La chanteuse allemande Ute Lemper rend sa visite annuelle à Buenos Aires et chante ce soir au Teatro Gran Rex, sur Avenida Corrientes. Son récital mêle Kurt Weill et Piazzolla-Ferrer à Jacques Brel et Edith Piaf, et chaque chanson est interprétée dans sa langue originale... Le spectacle s'intitule Last Tango in Paris (dernier tango à Paris) et se veut une évocation (et c'est réussi) de la liberté subversive de l'art et de la musique populaires face à et contre la barbarie dont le nazisme des années 1930 est ici l'épouvantable emblème, une évocation que cette artiste a puisée dans son analyse politique de l'histoire de son pays et dans sa propre rebellion, dans les années 1970, contre l'éducation catholique et bien pensante qu'elle a reçue dans un cercle familial qu'elle jugeait (et juge toujours) étroit, étouffant et hypocrite.
Le concert de ce soir donne lieu à plusieurs articles dans la presse argentine, avec deux interviews comme c'était déjà le cas il y a un an lorsque la chanteuse s'est lancée dans ce projet ambitieux (voir mon article du 5 octobre 2010 à ce sujet).
Extraits des propos rapportés par Clarín :
Sólo habrá algunos tangos de Piazzolla. Me da gran placer cantarlos alrededor del mundo y me da mucho miedo cantarlos en la Argentina, porque es su tesoro nacional y no quiero meterme en el territorio de nadie. Lo que hago es traer a Piazzolla a mi mundo: me encuentro con él en un punto medio entre la Argentina y Europa.
Ute Lemper, citée par Clarín
Il n'y aura que quelques tangos de Piazzolla. J'ai beaucoup de plaisir à les chanter tout autour du monde et ça me fait très peur de les chanter en Argentine, parce que c'est votre trésor national et je ne veux pas aller sur les territoires de autres. Ce que je fais, c'est apporter Piazzolla dans mon monde à moi : je suis avec lui quelque part entre l'Argentine et l'Europe.
(Traduction Denise Anne Clavilier)
Es cierto que el español no es mi hogar, como el alemán, el inglés o el francés, porque no viví en un país hispanoparlante.
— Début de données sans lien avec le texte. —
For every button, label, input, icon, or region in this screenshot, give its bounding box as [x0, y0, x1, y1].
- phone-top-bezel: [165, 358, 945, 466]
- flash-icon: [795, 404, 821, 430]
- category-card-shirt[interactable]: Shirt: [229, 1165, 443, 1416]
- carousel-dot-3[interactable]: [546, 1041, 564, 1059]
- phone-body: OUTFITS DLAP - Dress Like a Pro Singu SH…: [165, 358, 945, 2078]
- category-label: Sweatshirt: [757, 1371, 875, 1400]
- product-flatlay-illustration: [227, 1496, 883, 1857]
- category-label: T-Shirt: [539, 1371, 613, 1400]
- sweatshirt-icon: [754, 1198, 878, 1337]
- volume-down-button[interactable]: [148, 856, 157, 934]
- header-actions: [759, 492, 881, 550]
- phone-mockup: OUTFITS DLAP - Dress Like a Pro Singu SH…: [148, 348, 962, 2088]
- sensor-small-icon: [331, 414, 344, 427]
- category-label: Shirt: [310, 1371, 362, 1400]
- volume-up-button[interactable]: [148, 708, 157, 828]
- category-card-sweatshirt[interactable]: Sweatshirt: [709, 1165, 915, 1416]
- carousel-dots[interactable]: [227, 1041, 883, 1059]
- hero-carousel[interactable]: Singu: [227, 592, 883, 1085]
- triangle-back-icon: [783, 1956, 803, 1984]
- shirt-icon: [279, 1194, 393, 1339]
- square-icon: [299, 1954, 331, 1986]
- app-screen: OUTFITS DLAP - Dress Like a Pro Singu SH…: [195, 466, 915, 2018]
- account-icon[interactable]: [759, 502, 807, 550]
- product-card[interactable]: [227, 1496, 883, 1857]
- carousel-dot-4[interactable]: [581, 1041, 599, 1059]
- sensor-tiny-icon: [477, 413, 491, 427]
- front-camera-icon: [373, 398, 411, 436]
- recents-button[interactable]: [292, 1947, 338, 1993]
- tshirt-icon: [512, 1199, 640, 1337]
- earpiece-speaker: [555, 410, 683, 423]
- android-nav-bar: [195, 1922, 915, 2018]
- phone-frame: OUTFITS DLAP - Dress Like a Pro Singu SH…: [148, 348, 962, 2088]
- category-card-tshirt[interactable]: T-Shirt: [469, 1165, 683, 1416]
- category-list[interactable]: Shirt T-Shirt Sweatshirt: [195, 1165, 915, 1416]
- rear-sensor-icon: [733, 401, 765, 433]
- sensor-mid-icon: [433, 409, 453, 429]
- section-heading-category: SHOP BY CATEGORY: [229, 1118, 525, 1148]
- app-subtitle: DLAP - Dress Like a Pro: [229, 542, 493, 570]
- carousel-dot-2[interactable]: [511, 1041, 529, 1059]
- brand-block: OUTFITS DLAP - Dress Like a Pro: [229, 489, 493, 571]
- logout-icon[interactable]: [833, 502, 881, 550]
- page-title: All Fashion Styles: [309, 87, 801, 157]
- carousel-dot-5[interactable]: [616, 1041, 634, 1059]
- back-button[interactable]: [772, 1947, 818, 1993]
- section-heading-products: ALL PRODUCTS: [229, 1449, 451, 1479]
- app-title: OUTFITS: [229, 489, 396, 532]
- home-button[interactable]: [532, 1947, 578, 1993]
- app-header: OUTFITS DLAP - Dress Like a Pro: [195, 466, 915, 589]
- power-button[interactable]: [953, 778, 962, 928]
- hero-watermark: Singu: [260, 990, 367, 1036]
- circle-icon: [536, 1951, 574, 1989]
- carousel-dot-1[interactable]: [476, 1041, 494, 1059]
Pero ahora lo entiendo muy bien, así que ustedes ya no pueden tener secretos para mí. No lo canto fonéticamente sino desde el alma, con comprensión de cada palabra y metáfora. Es un idioma lleno de poesía. Amo cantar en español.
Ute Lemper, citée par Clarín
C'est vrai que l'espagnol n'est pas mon chez-moi, comme l'allemand, l'anglais ou le français, parce que je n'ai pas vécu dans un pays hispanophone. Mais maintenant je le comprends très bien, ce qui fait que vous ne pouvez plus avoir de secret pour moi. Je ne chante pas [l'espagnol] de manière phonétique mais de l'intérieur, en pesant chaque mot et chaque métaphore. C'est une langue pleine de poésie (1). J'aime chanter en espagnol.
(Traduction Denise Anne Clavilier)
Si vous allez écouter Ute Lemper ce soir au Gran Rex, attention aux mesures de sécurité que vous risquez de rencontrer sur place. Cette nuit, les forces de police ont déjoué un attentat à la bombe qui visait le public de l'ancien président colombien Uribe, qui devait donner une conférence dans cette salle mythique de Buenos Aires. Alors, bien entendu, la police est un peu nerveuse dans le secteur...
Pour aller plus loin :
lire l'article de Clarín
Ajout du 25 mai 2012 : lire la critique du spectacle dans Página/12 ce matin.
(1) C'est sûr qu'à chanter des textes de Horacio Ferrer, ce n'est pas la poésie qui manque, ni les métaphores les plus saugrenues, les plus inattendues, les plus inventives. Voir les textes de ce poète qui me fait l'honneur d'apprécier mes traductions, telles qu'elles sont parues dans deux anthologies, Barrio de Tango, recueil bilingue de tangos argentins, ed. du Jasmin, et Deux cents ans après, le Bicentenaire de l'Argentine à travers le patrimoine littéraire du tango, Tarabuste Editions ainsi que dans le cahier de 15 pages que je lui ai consacrées pour ses 75 ans, avec d'autres textes, dans le n° 20 de la revue Triages (Tarabuste), en juin 2009 (toujours disponible chez l'éditeur, lien avec sa boutique dans la Colonne de droite). Je me suis arrangée pour présenter des textes différents dans chaque publication, soit en tout plus d'une trentaine de documents, en vers, en vers libres et en prose.